La voix d'Alessandro me cingle. Un appel au sang. Comme je comprends Matthew, en cet instant. J'articule, mâchoire serrée :
― Vous n'échapperez pas à la mienne.
― Pardon ? Vous me menacez, moi ?! Ecoutez-moi bien, à l'aube, vous serez derrière les barreaux pour son meurtre ! me fustige-t-il en désignant père Thomas du doigt. Qui pensez-vous que les autorités croiront ? Un loyal représentant du Vatican ou un prêtre profane pro-vampire ? Vous êtes le seul responsable à tout ça ! Sa mort sera votre pénitence. Vous avez joué avec les règles de l'Ordre, père William, vous avez perdu.
Je me relève lentement avant de me retourner vers lui, le regard noir.
― Le seul qui va perdre la partie, c'est vous.
Alessandro me jette le fouet au visage et brandit son index sur moi.
― Saisissez-le ! ordonne-t-il au groupe. Ceux qui refuseront de se soumettre à la volonté de Dieu seront considérés comme des traîtres !
Ses sbires ne se font pas prier. Ils dégainent leurs armes blanches et me sautent dessus. Etant sans défense face à eux, j'encaisse quelques coups légers, mais parviens à déporter leurs assauts et les neutraliser sans trop de mal en les clouant brutalement au sol un à un. Alessandro jette son dévolu sur mes anciens partenaires. C'est là que je constate qu'Adam s'est échappé. Une bonne nouvelle.
― Qu'attendez-vous ? hurle l'évêque. Vous subirez le même sort si vous prenez sa défense !
Mes collègues n'étant pour la plupart jamais sur le terrain, rechignent à l'idée de m'affronter. Il recule pour leur céder la place et en bouscule même quelques-uns.

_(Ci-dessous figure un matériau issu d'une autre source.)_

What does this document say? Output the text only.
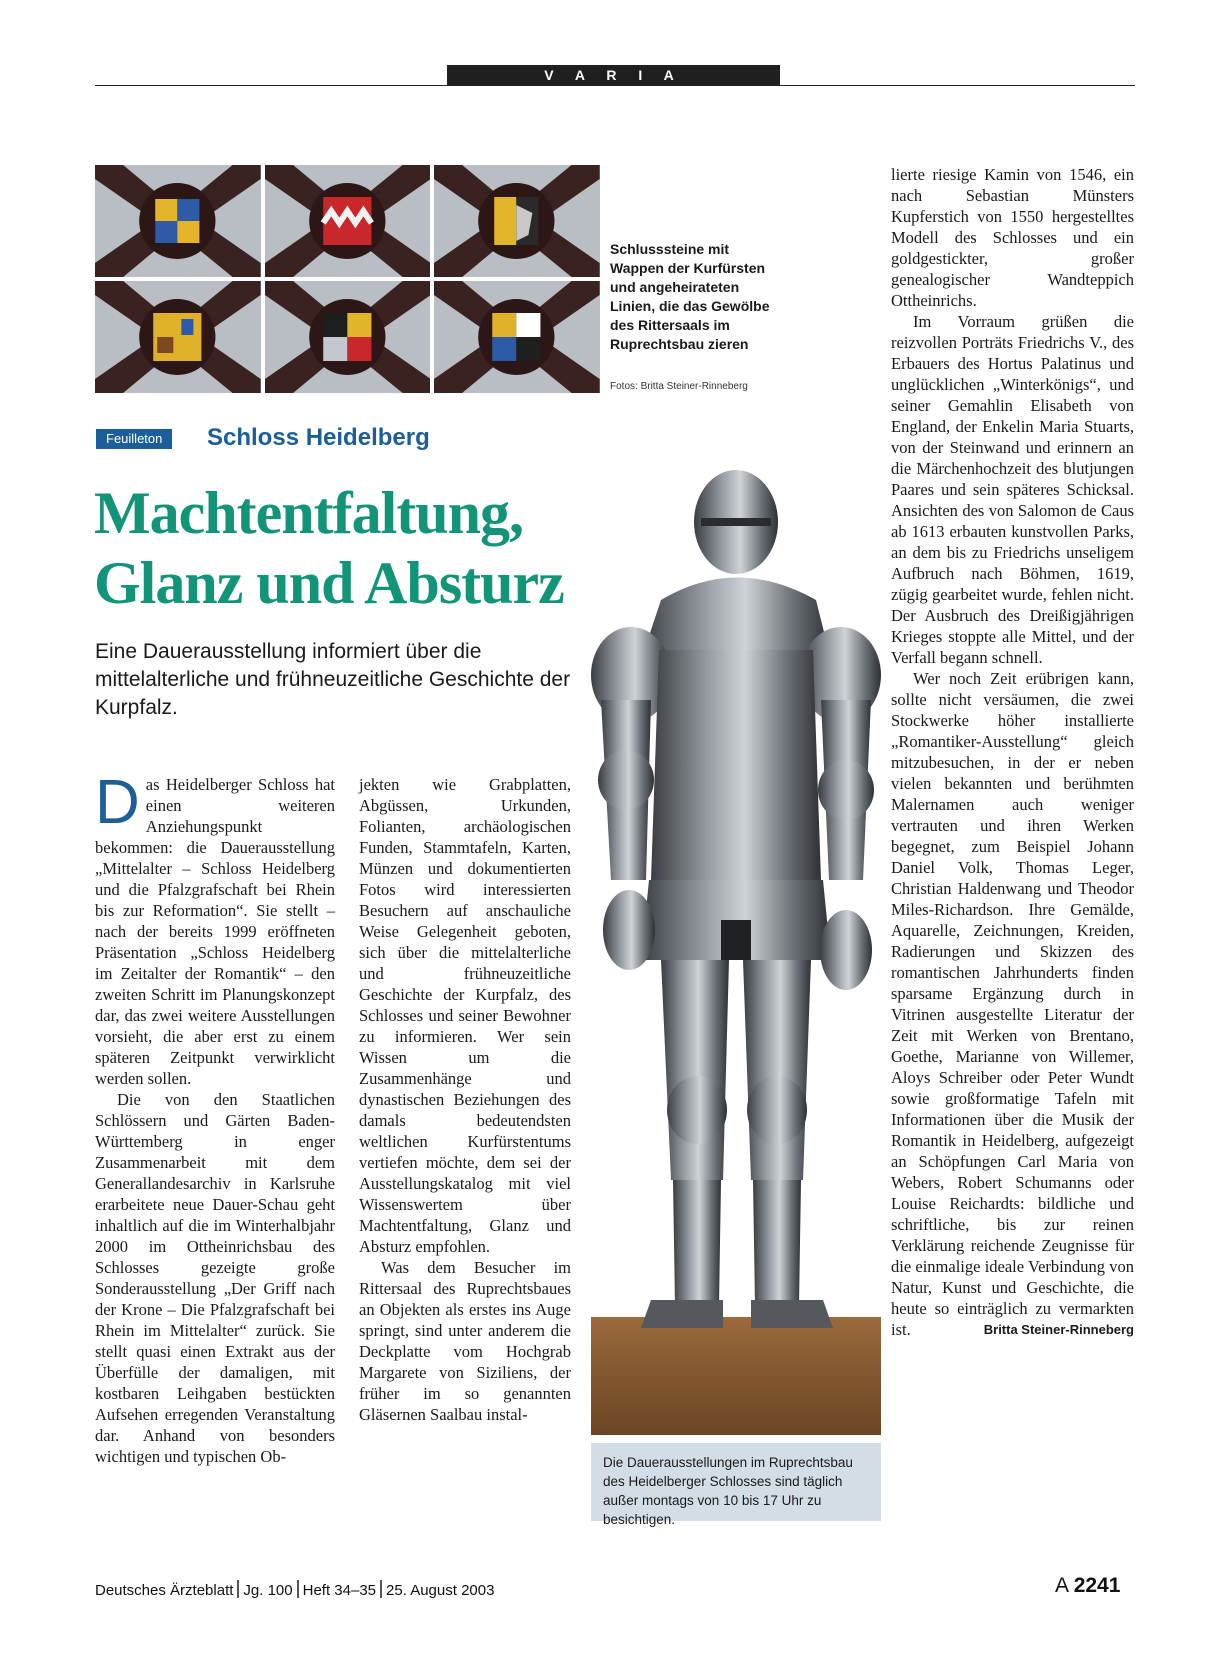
V A R I A
Schlusssteine mit Wappen der Kurfürsten und angeheirateten Linien, die das Gewölbe des Rittersaals im Ruprechtsbau zieren
Fotos: Britta Steiner-Rinneberg
Feuilleton	Schloss Heidelberg
Machtentfaltung,
Glanz und Absturz
Eine Dauerausstellung informiert über die mittelalterliche und frühneuzeitliche Geschichte der Kurpfalz.

Das Heidelberger Schloss hat einen weiteren Anziehungspunkt bekommen: die Dauerausstellung „Mittelalter – Schloss Heidelberg und die Pfalzgrafschaft bei Rhein bis zur Reformation“. Sie stellt – nach der bereits 1999 eröffneten Präsentation „Schloss Heidelberg im Zeitalter der Romantik“ – den zweiten Schritt im Planungskonzept dar, das zwei weitere Ausstellungen vorsieht, die aber erst zu einem späteren Zeitpunkt verwirklicht werden sollen.

Die von den Staatlichen Schlössern und Gärten Baden-Württemberg in enger Zusammenarbeit mit dem Generallandesarchiv in Karlsruhe erarbeitete neue Dauer-Schau geht inhaltlich auf die im Winterhalbjahr 2000 im Ottheinrichsbau des Schlosses gezeigte große Sonderausstellung „Der Griff nach der Krone – Die Pfalzgrafschaft bei Rhein im Mittelalter“ zurück. Sie stellt quasi einen Extrakt aus der Überfülle der damaligen, mit kostbaren Leihgaben bestückten Aufsehen erregenden Veranstaltung dar. Anhand von besonders wichtigen und typischen Ob-

jekten wie Grabplatten, Abgüssen, Urkunden, Folianten, archäologischen Funden, Stammtafeln, Karten, Münzen und dokumentierten Fotos wird interessierten Besuchern auf anschauliche Weise Gelegenheit geboten, sich über die mittelalterliche und frühneuzeitliche Geschichte der Kurpfalz, des Schlosses und seiner Bewohner zu informieren. Wer sein Wissen um die Zusammenhänge und dynastischen Beziehungen des damals bedeutendsten weltlichen Kurfürstentums vertiefen möchte, dem sei der Ausstellungskatalog mit viel Wissenswertem über Machtentfaltung, Glanz und Absturz empfohlen.

Was dem Besucher im Rittersaal des Ruprechtsbaues an Objekten als erstes ins Auge springt, sind unter anderem die Deckplatte vom Hochgrab Margarete von Siziliens, der früher im so genannten Gläsernen Saalbau instal-

Die Dauerausstellungen im Ruprechtsbau des Heidelberger Schlosses sind täglich außer montags von 10 bis 17 Uhr zu besichtigen.

lierte riesige Kamin von 1546, ein nach Sebastian Münsters Kupferstich von 1550 hergestelltes Modell des Schlosses und ein goldgestickter, großer genealogischer Wandteppich Ottheinrichs.

Im Vorraum grüßen die reizvollen Porträts Friedrichs V., des Erbauers des Hortus Palatinus und unglücklichen „Winterkönigs“, und seiner Gemahlin Elisabeth von England, der Enkelin Maria Stuarts, von der Steinwand und erinnern an die Märchenhochzeit des blutjungen Paares und sein späteres Schicksal. Ansichten des von Salomon de Caus ab 1613 erbauten kunstvollen Parks, an dem bis zu Friedrichs unseligem Aufbruch nach Böhmen, 1619, zügig gearbeitet wurde, fehlen nicht. Der Ausbruch des Dreißigjährigen Krieges stoppte alle Mittel, und der Verfall begann schnell.

Wer noch Zeit erübrigen kann, sollte nicht versäumen, die zwei Stockwerke höher installierte „Romantiker-Ausstellung“ gleich mitzubesuchen, in der er neben vielen bekannten und berühmten Malernamen auch weniger vertrauten und ihren Werken begegnet, zum Beispiel Johann Daniel Volk, Thomas Leger, Christian Haldenwang und Theodor Miles-Richardson. Ihre Gemälde, Aquarelle, Zeichnungen, Kreiden, Radierungen und Skizzen des romantischen Jahrhunderts finden sparsame Ergänzung durch in Vitrinen ausgestellte Literatur der Zeit mit Werken von Brentano, Goethe, Marianne von Willemer, Aloys Schreiber oder Peter Wundt sowie großformatige Tafeln mit Informationen über die Musik der Romantik in Heidelberg, aufgezeigt an Schöpfungen Carl Maria von Webers, Robert Schumanns oder Louise Reichardts: bildliche und schriftliche, bis zur reinen Verklärung reichende Zeugnisse für die einmalige ideale Verbindung von Natur, Kunst und Geschichte, die heute so einträglich zu vermarkten ist.	Britta Steiner-Rinneberg

Deutsches Ärzteblatt Jg. 100 Heft 34–35 25. August 2003	A 2241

Sans doute imagine-t-il que je projette de le tuer dans l'église. A mon grand regret, je ne peux pas l'éliminer ici et maintenant. Ils s'avancent vers moi, tremblants comme des feuilles, et finissent par se lancer à l'attaque à l'unique force de la peur. Malgré le jugement qu'ils ont pu porter sur moi, je compatis à leur malheur, ils ont toujours été plein de bonnes intentions.
Je dévie leurs mouvements en utilisant leur élan et les envoie au sol sans leur infliger trop de blessures. Le jeu se répète ainsi jusqu'à les épuiser. Quand vient le tour de Miguel, je le laisse m'approcher et contemple le désarroi sur son visage, mêlé à un sentiment atroce de traitrise. Je ne peux que le comprendre.
― William... larmoie-t-il, tu étais mon modèle, tu étais le meilleur pour moi... ! J'ai toujours cru en toi... !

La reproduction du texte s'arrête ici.